Todo objeto que se aproxima do Sol ganha velocidade, por causa da atração gravitacional. Depois de passar por perto dele, a mesma atração gravitacional puxa o objeto de volta, desacelerando-o. Quando um asteroide é atraído de regiões externas do Sistema Solar, ele retorna a essas regiões exteriores com a mesma velocidade. Pura física 01.
Mas não nesse caso.
As observações precisas do movimento orbital de Oumuamua mostraram que ao invés de perder velocidade, ele estava acelerando lentamente. Mesmo que a aceleração seja muito pequena, não é esse o combinado com a gravitação. Aí parece que alguns astrônomos perderam um pouco a noção do bom senso.
A dupla Avi Loeb e Shmuel Bialy de Harvard propôs que ao invés de asteroide, Oumuamua fosse uma nave alienígena, do tipo veleiro solar. Um veleiro solar é uma nave que usa a luz do Sol para ganhar velocidade através da pressão de radiação. Esse conceito já foi testado pela Sociedade Planetária com muito sucesso, mas exige que o veleiro tenha uma vela muito grande para capturar a luz solar com eficiência. Não preciso dizer que a proposta causou um rebuliço bem grande, tanto no meio acadêmico, quanto entre o público em geral. Rádio telescópios do mundo inteiro foram apontados para o objeto na tentativa de captar alguma transmissão que indicasse comunicação com seu sistema de origem, mas nada foi detectado.
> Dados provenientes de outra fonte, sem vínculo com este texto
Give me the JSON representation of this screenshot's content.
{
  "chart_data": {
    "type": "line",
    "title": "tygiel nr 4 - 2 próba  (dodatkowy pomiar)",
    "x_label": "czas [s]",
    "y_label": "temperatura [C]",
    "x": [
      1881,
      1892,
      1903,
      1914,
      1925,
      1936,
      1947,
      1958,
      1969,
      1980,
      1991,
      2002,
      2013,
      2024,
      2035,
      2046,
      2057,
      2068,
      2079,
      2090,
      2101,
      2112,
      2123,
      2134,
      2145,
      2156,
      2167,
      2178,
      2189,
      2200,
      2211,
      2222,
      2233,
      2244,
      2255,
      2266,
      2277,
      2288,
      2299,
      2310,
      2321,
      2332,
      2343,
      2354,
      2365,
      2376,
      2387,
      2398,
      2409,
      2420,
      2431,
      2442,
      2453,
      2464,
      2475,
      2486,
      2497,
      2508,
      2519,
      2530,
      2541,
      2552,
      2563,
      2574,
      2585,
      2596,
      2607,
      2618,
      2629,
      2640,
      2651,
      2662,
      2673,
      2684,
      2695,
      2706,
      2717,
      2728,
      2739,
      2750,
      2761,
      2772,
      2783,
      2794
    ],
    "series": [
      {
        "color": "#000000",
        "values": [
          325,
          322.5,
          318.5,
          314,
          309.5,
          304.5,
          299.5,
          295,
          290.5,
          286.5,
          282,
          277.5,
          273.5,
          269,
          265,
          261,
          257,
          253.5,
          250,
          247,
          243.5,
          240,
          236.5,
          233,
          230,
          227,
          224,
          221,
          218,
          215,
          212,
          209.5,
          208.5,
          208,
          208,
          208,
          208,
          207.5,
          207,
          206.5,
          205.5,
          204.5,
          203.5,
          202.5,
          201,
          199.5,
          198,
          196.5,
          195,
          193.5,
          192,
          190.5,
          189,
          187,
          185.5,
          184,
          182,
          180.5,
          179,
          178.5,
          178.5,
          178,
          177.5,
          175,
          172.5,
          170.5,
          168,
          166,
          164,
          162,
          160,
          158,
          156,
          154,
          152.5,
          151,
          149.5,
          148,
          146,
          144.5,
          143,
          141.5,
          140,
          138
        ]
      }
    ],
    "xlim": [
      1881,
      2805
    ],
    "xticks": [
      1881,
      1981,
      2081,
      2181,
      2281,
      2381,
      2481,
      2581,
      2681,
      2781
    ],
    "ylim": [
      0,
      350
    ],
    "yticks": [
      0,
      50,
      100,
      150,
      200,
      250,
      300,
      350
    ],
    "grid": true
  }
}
Nenhuma evidência de que Oumuamua fosse uma sonda alienígena foi encontrada. Nem a mínima evidência, mas ainda assim Loeb e Bialy tanto insistem nessa hipótese que até lançaram um livro recentemente. Mas como explicar a aceleração anômala encontrada?
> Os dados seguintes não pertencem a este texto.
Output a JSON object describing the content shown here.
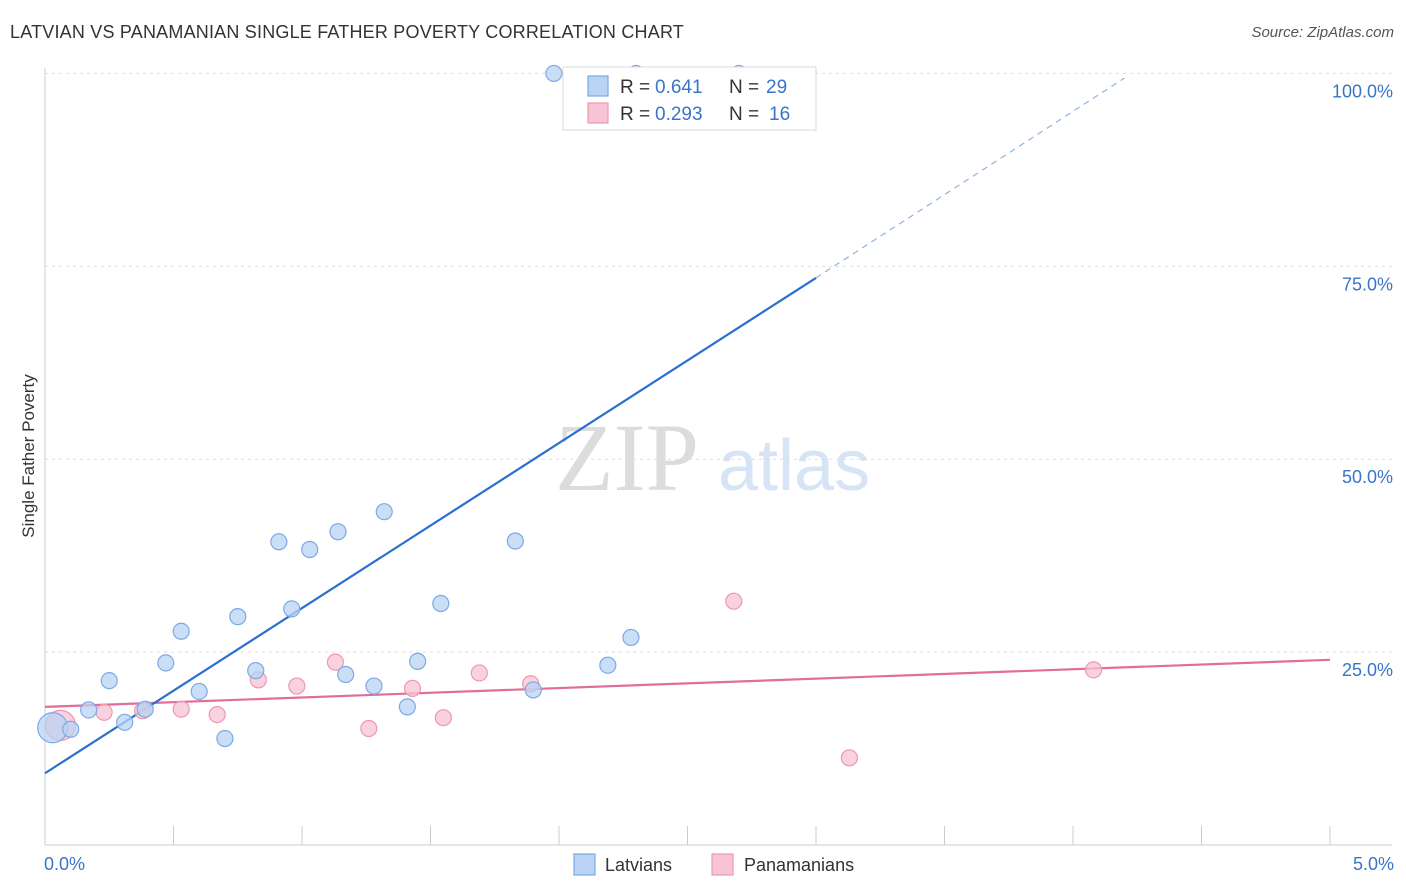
{
  "title": "LATVIAN VS PANAMANIAN SINGLE FATHER POVERTY CORRELATION CHART",
  "source": "Source: ZipAtlas.com",
  "watermark": {
    "zip": "ZIP",
    "atlas": "atlas"
  },
  "colors": {
    "latvian_fill": "#b8d3f3",
    "latvian_stroke": "#7aaae6",
    "latvian_line": "#2a6fd0",
    "panamanian_fill": "#f8c3d4",
    "panamanian_stroke": "#ee97b3",
    "panamanian_line": "#e06e98",
    "grid": "#dedede",
    "axis_text": "#3a74c9"
  },
  "legend_top": {
    "latvian": {
      "r_label": "R =",
      "r_value": "0.641",
      "n_label": "N =",
      "n_value": "29"
    },
    "panamanian": {
      "r_label": "R =",
      "r_value": "0.293",
      "n_label": "N =",
      "n_value": "16"
    }
  },
  "chart_data": {
    "type": "scatter",
    "title": "LATVIAN VS PANAMANIAN SINGLE FATHER POVERTY CORRELATION CHART",
    "xlabel": "",
    "ylabel": "Single Father Poverty",
    "xlim": [
      0,
      5
    ],
    "ylim": [
      0,
      102
    ],
    "x_tick_labels": [
      "0.0%",
      "5.0%"
    ],
    "y_ticks": [
      25,
      50,
      75,
      100
    ],
    "y_tick_labels": [
      "25.0%",
      "50.0%",
      "75.0%",
      "100.0%"
    ],
    "grid": true,
    "legend": [
      "Latvians",
      "Panamanians"
    ],
    "series": [
      {
        "name": "Latvians",
        "r": 0.641,
        "n": 29,
        "points": [
          {
            "x": 0.03,
            "y": 15.2,
            "size": "large"
          },
          {
            "x": 0.1,
            "y": 15.0
          },
          {
            "x": 0.17,
            "y": 17.5
          },
          {
            "x": 0.25,
            "y": 21.3
          },
          {
            "x": 0.31,
            "y": 15.9
          },
          {
            "x": 0.39,
            "y": 17.6
          },
          {
            "x": 0.47,
            "y": 23.6
          },
          {
            "x": 0.53,
            "y": 27.7
          },
          {
            "x": 0.6,
            "y": 19.9
          },
          {
            "x": 0.7,
            "y": 13.8
          },
          {
            "x": 0.75,
            "y": 29.6
          },
          {
            "x": 0.82,
            "y": 22.6
          },
          {
            "x": 0.91,
            "y": 39.3
          },
          {
            "x": 0.96,
            "y": 30.6
          },
          {
            "x": 1.03,
            "y": 38.3
          },
          {
            "x": 1.14,
            "y": 40.6
          },
          {
            "x": 1.17,
            "y": 22.1
          },
          {
            "x": 1.28,
            "y": 20.6
          },
          {
            "x": 1.32,
            "y": 43.2
          },
          {
            "x": 1.41,
            "y": 17.9
          },
          {
            "x": 1.45,
            "y": 23.8
          },
          {
            "x": 1.54,
            "y": 31.3
          },
          {
            "x": 1.83,
            "y": 39.4
          },
          {
            "x": 1.9,
            "y": 20.1
          },
          {
            "x": 1.98,
            "y": 100.0
          },
          {
            "x": 2.19,
            "y": 23.3
          },
          {
            "x": 2.28,
            "y": 26.9
          },
          {
            "x": 2.3,
            "y": 100.0
          },
          {
            "x": 2.7,
            "y": 100.0
          }
        ],
        "trend": {
          "x0": 0,
          "y0": 9.3,
          "x1": 3.0,
          "y1": 73.5,
          "dashed_to_x": 4.2,
          "dashed_to_y": 99.4
        }
      },
      {
        "name": "Panamanians",
        "r": 0.293,
        "n": 16,
        "points": [
          {
            "x": 0.06,
            "y": 15.5,
            "size": "large"
          },
          {
            "x": 0.23,
            "y": 17.2
          },
          {
            "x": 0.38,
            "y": 17.4
          },
          {
            "x": 0.53,
            "y": 17.6
          },
          {
            "x": 0.67,
            "y": 16.9
          },
          {
            "x": 0.83,
            "y": 21.4
          },
          {
            "x": 0.98,
            "y": 20.6
          },
          {
            "x": 1.13,
            "y": 23.7
          },
          {
            "x": 1.26,
            "y": 15.1
          },
          {
            "x": 1.43,
            "y": 20.3
          },
          {
            "x": 1.55,
            "y": 16.5
          },
          {
            "x": 1.69,
            "y": 22.3
          },
          {
            "x": 1.89,
            "y": 20.9
          },
          {
            "x": 2.68,
            "y": 31.6
          },
          {
            "x": 3.13,
            "y": 11.3
          },
          {
            "x": 4.08,
            "y": 22.7
          }
        ],
        "trend": {
          "x0": 0,
          "y0": 17.9,
          "x1": 5.0,
          "y1": 24.0
        }
      }
    ]
  }
}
Depois de descartar várias possibilidades, inclusive a própria pressão de radiação solar, a resposta parece estar no efeito Yarkovsky. Esse efeito foi proposto no ano de 1900 por Ivan Yarkovsky, um engenheiro civil russo que se divertia resolvendo problemas científicos nas horas vagas. A ideia é que ao receber a luz do Sol um corpo no espaço se aquece, além de ser empurrado pela pressão de radiação. A parte iluminada se aquece, mas a parte que está na sombra não. Conforme o objeto muda sua orientação, a parte que estava iluminada deixa de receber luz e como está mais quente passa a perder calor emitindo radiação. Isso dá um pequeno empurrão ao objeto, aumentando sua velocidade na direção contrária da face que está esfriando. O efeito é muito pequeno, de fato, mas a aceleração medida de Oumuamua também é. O grande problema para se confirmar essa hipótese fazendo-se os cálculos teóricos para se comparar com o observado é que não temos ideia do material que o objeto é feito. Com isso, não podemos estimar o quanto ele absorve de luz e quanto ele emite de calor. Sem falar na sua rotação bizarra. Mas o efeito é real e muito plausível.
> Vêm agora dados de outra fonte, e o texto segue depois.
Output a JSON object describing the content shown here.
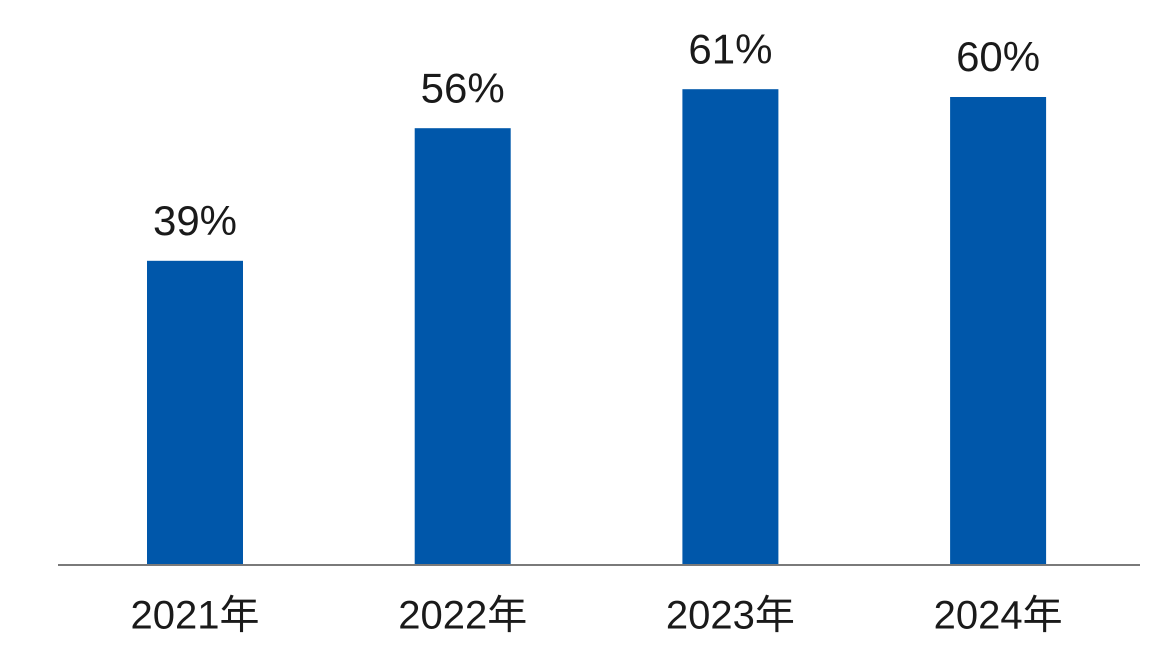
{
  "chart_data": {
    "type": "bar",
    "categories": [
      "2021年",
      "2022年",
      "2023年",
      "2024年"
    ],
    "values": [
      39,
      56,
      61,
      60
    ],
    "value_labels": [
      "39%",
      "56%",
      "61%",
      "60%"
    ],
    "color": "#0057aa"
  }
}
Apesar de ser uma ideia interessante, não podemos comprá-la simplesmente porque ela é empolgante. “Afirmações extraordinárias requerem argumentos extraordinários”, já dizia Carl Sagan. Dizer que Oumuamua é uma sonda enviada por seres extraterrenos inteligentes baseando-se apenas no fato de que ele está lentamente se acelerando não é suficiente. Ainda mais quando podemos explicar esse fato com uma hipótese proposta há mais de um século e confirmada há mais de 50 anos. Né?